CATANZARO «Sono tornata in Calabria per battere i clan, una scelta difficile ma sentivo un senso di responsabilità verso la mia terra». Lo dice, in un’intervista pubblicata da Settecorriere.it, Annamaria Frustaci 43 anni, originaria di sant’Andrea Apostolo dello Ionio, ora pm nel maxiprocesso contro la ‘ndrangheta Rinascita Scott. Nel 2012, ha scelto di tornare nella terra natia, dopo un periodo vissuto al Nord, ed è stata assegnata alla procura di Reggio Calabria. Qui per la prima volta ha cominciato a lavorare con uno dei punti di riferimento della magistratura italiana, Nicola Gratteri. Lavorano insieme da circa dieci anni e da due Frustaci vive sotto scorta per il processo alla `ndrina Soriano di Filandari, all’interno dell’inchiesta Rinascita-Scott. «Avevo quattordici anni nel 1992, quando le stragi di Capaci e di via D’Amelio sconvolsero l’Italia intera e dentro di me in quel momento è scattata una profonda ammirazione per il loro impegno di giustizia e la passione per questo lavoro. Non erano magistrati che pensavano alla loro fama, ma erano veri e propri esempi da seguire, e io volevo seguirli. Anche se la strada che percorrevano, proprio come oggi quella di Gratteri, era una strada pericolosa». Spiega così la sua scelta di diventare un magistrato in prima linea contro la criminalità organizzata e racconta: «Grazie a Gherardo Colombo che venne in visita al liceo classico Galluppi di Catanzaro, per presentare un suo libro sulla legalità, l’uomo di Mani Pulite, ho capito di voler studiare legge e mi ha cambiato la mia vita». Erano gli anni in cui si sentiva parlare di magistratura in un certo modo, c’erano figure di primo piano nello scenario italiano «c’era l’idea che fare il magistrato – dice – fosse un modo per incidere positivamente sulla realtà, per cambiare davvero le cose». Frustaci dopo il diploma si è trasferita a Pisa per studiare alla facoltà di Giurisprudenza grazie alle borse di studio. Un esempio di tenacia e determinazione Annamaria Frustaci, che diventa presto la più giovane laureata del suo corso con il massimo dei voti. La formazione in Toscana è stata fondamentale «una scelta ragionevole» spiega il magistrato, «solo quando vedi oltre il tuo naso puoi ritornare e capire ciò che non va, per poter cambiare le cose».

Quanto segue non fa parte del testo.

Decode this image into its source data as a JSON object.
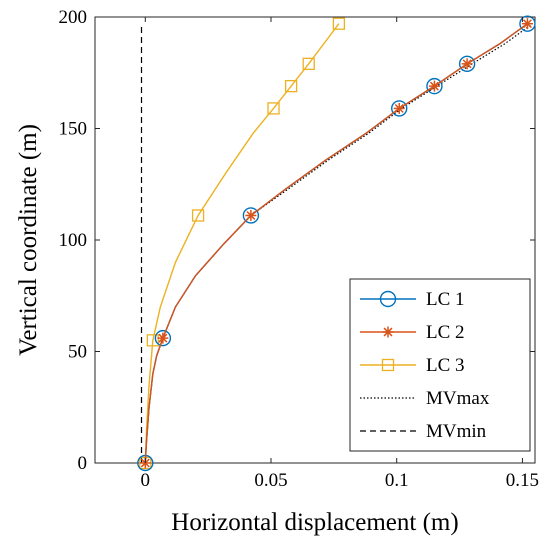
{
  "chart_data": {
    "type": "line",
    "xlabel": "Horizontal displacement (m)",
    "ylabel": "Vertical coordinate (m)",
    "xlim": [
      -0.02,
      0.155
    ],
    "ylim": [
      0,
      200
    ],
    "xticks": [
      0,
      0.05,
      0.1,
      0.15
    ],
    "xtick_labels": [
      "0",
      "0.05",
      "0.1",
      "0.15"
    ],
    "yticks": [
      0,
      50,
      100,
      150,
      200
    ],
    "ytick_labels": [
      "0",
      "50",
      "100",
      "150",
      "200"
    ],
    "grid": false,
    "legend_position": "bottom-right",
    "series": [
      {
        "name": "LC 1",
        "color": "#0072BD",
        "marker": "circle",
        "line": "solid",
        "x": [
          0,
          0.0005,
          0.0015,
          0.003,
          0.0045,
          0.007,
          0.012,
          0.02,
          0.031,
          0.042,
          0.056,
          0.072,
          0.088,
          0.101,
          0.115,
          0.128,
          0.141,
          0.152
        ],
        "y": [
          0,
          10,
          25,
          40,
          48,
          56,
          70,
          84,
          98,
          111,
          123,
          136,
          148,
          159,
          169,
          179,
          188,
          197
        ],
        "marker_x": [
          0,
          0.007,
          0.042,
          0.101,
          0.115,
          0.128,
          0.152
        ],
        "marker_y": [
          0,
          56,
          111,
          159,
          169,
          179,
          197
        ]
      },
      {
        "name": "LC 2",
        "color": "#D95319",
        "marker": "asterisk",
        "line": "solid",
        "x": [
          0,
          0.0005,
          0.0015,
          0.003,
          0.0045,
          0.007,
          0.012,
          0.02,
          0.031,
          0.042,
          0.056,
          0.072,
          0.088,
          0.101,
          0.115,
          0.128,
          0.141,
          0.152
        ],
        "y": [
          0,
          10,
          25,
          40,
          48,
          56,
          70,
          84,
          98,
          111,
          123,
          136,
          148,
          159,
          169,
          179,
          188,
          197
        ],
        "marker_x": [
          0,
          0.007,
          0.042,
          0.101,
          0.115,
          0.128,
          0.152
        ],
        "marker_y": [
          0,
          56,
          111,
          159,
          169,
          179,
          197
        ]
      },
      {
        "name": "LC 3",
        "color": "#EDB120",
        "marker": "square",
        "line": "solid",
        "x": [
          0,
          0.0005,
          0.0015,
          0.003,
          0.006,
          0.012,
          0.021,
          0.032,
          0.043,
          0.051,
          0.058,
          0.065,
          0.071,
          0.077
        ],
        "y": [
          0,
          15,
          35,
          55,
          70,
          90,
          111,
          130,
          148,
          159,
          169,
          179,
          188,
          197
        ],
        "marker_x": [
          0,
          0.003,
          0.021,
          0.051,
          0.058,
          0.065,
          0.077
        ],
        "marker_y": [
          0,
          55,
          111,
          159,
          169,
          179,
          197
        ]
      },
      {
        "name": "MVmax",
        "color": "#000000",
        "marker": "none",
        "line": "dotted",
        "x": [
          0,
          0.0005,
          0.0015,
          0.003,
          0.0045,
          0.007,
          0.012,
          0.02,
          0.031,
          0.042,
          0.057,
          0.073,
          0.089,
          0.102,
          0.116,
          0.13,
          0.143,
          0.154
        ],
        "y": [
          0,
          10,
          25,
          40,
          48,
          56,
          70,
          84,
          98,
          111,
          123,
          136,
          148,
          159,
          169,
          179,
          188,
          197
        ]
      },
      {
        "name": "MVmin",
        "color": "#000000",
        "marker": "none",
        "line": "dashed",
        "x": [
          -0.0015,
          -0.0015
        ],
        "y": [
          0,
          197
        ]
      }
    ]
  }
}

Secondo il pm i clan si possono sconfiggere anche scegliendo le battaglie giuste da combattere e propone l’esempio dell’inchiesta Mala Sanitas. «Un’indagine – commenta – che nel 2019 ha portato a pesanti condanne per medici e ostetriche di alcuni reparti dell’ospedale Riuniti di Reggio Calabria. La regione ha una sanità disastrata – continua sul tema Frustaci – commissariata, fanalino di coda in Italia per Lea, i livelli essenziali di assistenza , e diversi nosocomi chiusi per infiltrazioni criminali o per mala gestione, – e aggiunge – la Asp di Reggio Calabria sciolta per mafia nel 2019. Soprattutto dopo la pandemiia, questi sono i mali che ogni cittadino vede e tocca ogni giorno, the possono forse portare a ribellarsi contro il sistema criminale che soffoca ogni possibilità di rinascita» Per il pm per stanare il potere criminale bisogna toccare toccare in modo diretto determinati temi, fulcro del dominio mafioso su questa terra «il diritto al lavoro e quello alla salute in primo luogo. Da qui si parte per sconfiggere le mafie».

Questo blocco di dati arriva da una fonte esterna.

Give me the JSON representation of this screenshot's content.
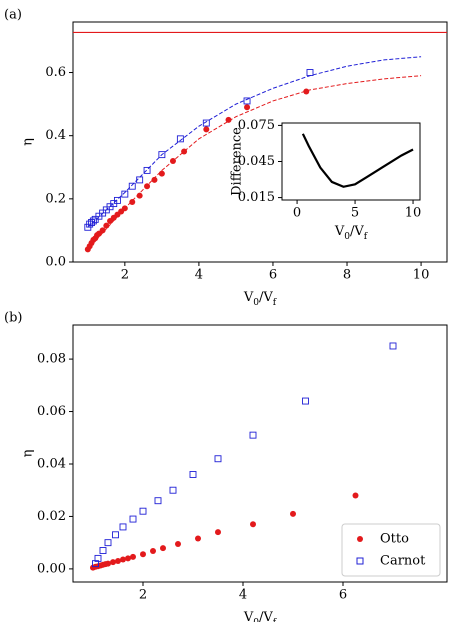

Da tempo vive sotto scorta e sull’argomento non può fare a meno di riportare un commento frequente di chi considera la sua condizione di magistrato sotto protezione quasi un privilegio «noi, con i nostri soldi, a questa qui dobbiamo pagare la tutela». A quest’affermazione frustaci risponde che «i cittadini calabresi sono costretti da tempo a sobbarcarsi i costi della ‘ndrangheta». Inoltre la sua condizione personale come quella degli altri magistrati che finiscono sotto scorta per il loro lavoro che svolgono, è delicata perché non riguarda solo la loro persona «ho paura – confessa Frustaci -per le persone che mi stanno vicino ma continuo – conclude – a fare esattamente quello che ho scelto. Si può sempre scegliere anche se il personale da pagare è alto».